黑狗的身体猛地一震。它停下了咀嚼,那根骨头从嘴里掉下来,落在地上,化作一片光。它睁大了那双浑浊的、什么也看不见的眼睛,仰着头,朝着蓝梦的方向。它的嘴巴在微微地动,不是嚼,而是在说一个字。反复地说,一遍一遍的,声音很轻,轻到像风吹过枯叶。
猫灵走过来,把鼻子凑到黑狗的头上,听了一会儿。
“它在说‘谁’。”猫灵的声音在发抖,“它在问你是谁。它不知道有人会摸它的头。它以为这个世界上没有人会碰它。它问你是谁。”
蓝梦的眼泪滴在黑狗的头上。她摸着它的头,从头顶摸到后脑勺,一下,两下,三下。很慢,很有节奏。
“我是蓝梦。”她轻声说,“我是来带你走的人。你不用在这里嚼骨头了。你不用找那个主人了。他不值得你找。你跟我走,我带你去一个好地方。那里有光,有草,有风,有包子。你可以跑,跑得很远,跑到铁链够不到的地方。没有人会拴你,没有人会打你,没有人会不叫你名字。”
黑狗听着她的话,嘴巴慢慢闭上了。它不说“谁”了。它的眼睛里有光在闪——不是泪光,而是一种很淡的、像星星一样的光。它看不见蓝梦,但它感觉到了——那只手,那个温度,那种从头顶摸到后脑勺的触感。它不知道那是什么,但它觉得好。它活了十一年,死了三年,从来没有觉得好过。这是它第一次觉得好。

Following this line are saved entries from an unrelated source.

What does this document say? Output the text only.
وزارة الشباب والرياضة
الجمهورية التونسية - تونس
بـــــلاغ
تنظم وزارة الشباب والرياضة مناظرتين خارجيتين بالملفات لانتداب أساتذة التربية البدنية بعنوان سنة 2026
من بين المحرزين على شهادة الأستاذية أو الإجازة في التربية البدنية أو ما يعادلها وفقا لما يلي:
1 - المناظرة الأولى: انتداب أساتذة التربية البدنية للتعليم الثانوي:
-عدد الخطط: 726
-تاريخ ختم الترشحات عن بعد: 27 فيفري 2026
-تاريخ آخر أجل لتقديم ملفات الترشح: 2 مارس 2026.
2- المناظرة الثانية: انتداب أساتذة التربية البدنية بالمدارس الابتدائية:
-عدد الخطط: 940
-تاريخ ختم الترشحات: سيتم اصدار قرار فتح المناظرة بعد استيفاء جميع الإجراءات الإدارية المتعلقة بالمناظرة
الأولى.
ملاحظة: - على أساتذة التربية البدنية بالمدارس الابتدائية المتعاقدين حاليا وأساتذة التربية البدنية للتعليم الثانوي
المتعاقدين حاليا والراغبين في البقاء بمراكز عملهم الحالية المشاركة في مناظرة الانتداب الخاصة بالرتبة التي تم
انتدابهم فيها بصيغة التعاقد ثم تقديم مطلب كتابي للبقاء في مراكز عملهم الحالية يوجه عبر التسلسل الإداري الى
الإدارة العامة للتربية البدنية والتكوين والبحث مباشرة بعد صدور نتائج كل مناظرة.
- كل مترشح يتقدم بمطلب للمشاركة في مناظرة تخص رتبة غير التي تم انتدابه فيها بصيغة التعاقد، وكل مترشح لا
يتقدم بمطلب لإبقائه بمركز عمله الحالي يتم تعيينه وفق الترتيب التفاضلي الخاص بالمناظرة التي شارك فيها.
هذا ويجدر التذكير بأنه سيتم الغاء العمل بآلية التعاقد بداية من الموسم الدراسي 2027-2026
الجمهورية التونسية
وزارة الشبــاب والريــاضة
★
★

黑狗的灵体开始发光。不是那种微弱的、快要熄灭的光,而是一种很亮的、像太阳一样的光。光从它的身体里涌出来,把整个后院都照亮了。那些裂痕在光里慢慢愈合,像被针线缝起来一样。它的毛在光里变成了黑色,很亮,像缎子。它的眼睛在光里变成了深棕色,很亮,像两颗熟透的板栗。它站起来,四只爪子稳稳地站在水泥地上。它的尾巴卷成一个圈,在身后轻轻地摇着。
它看着蓝梦,尾巴摇了摇。它看见了。不是用眼睛看见的——它的眼睛还是瞎的,灵体修复了也还是瞎的,因为它活着的时候瞎了太多年,瞎已经刻进了它的灵体里。但它看见了蓝梦——不是用眼睛,而是用那种被摸头之后突然打开的感觉。它看见了蓝梦的脸,看见了蓝梦的眼泪,看见了蓝梦手上的疤。它看见了光,看见了草,看见了风,看见了包子。它看见了那些它从来没有见过的东西。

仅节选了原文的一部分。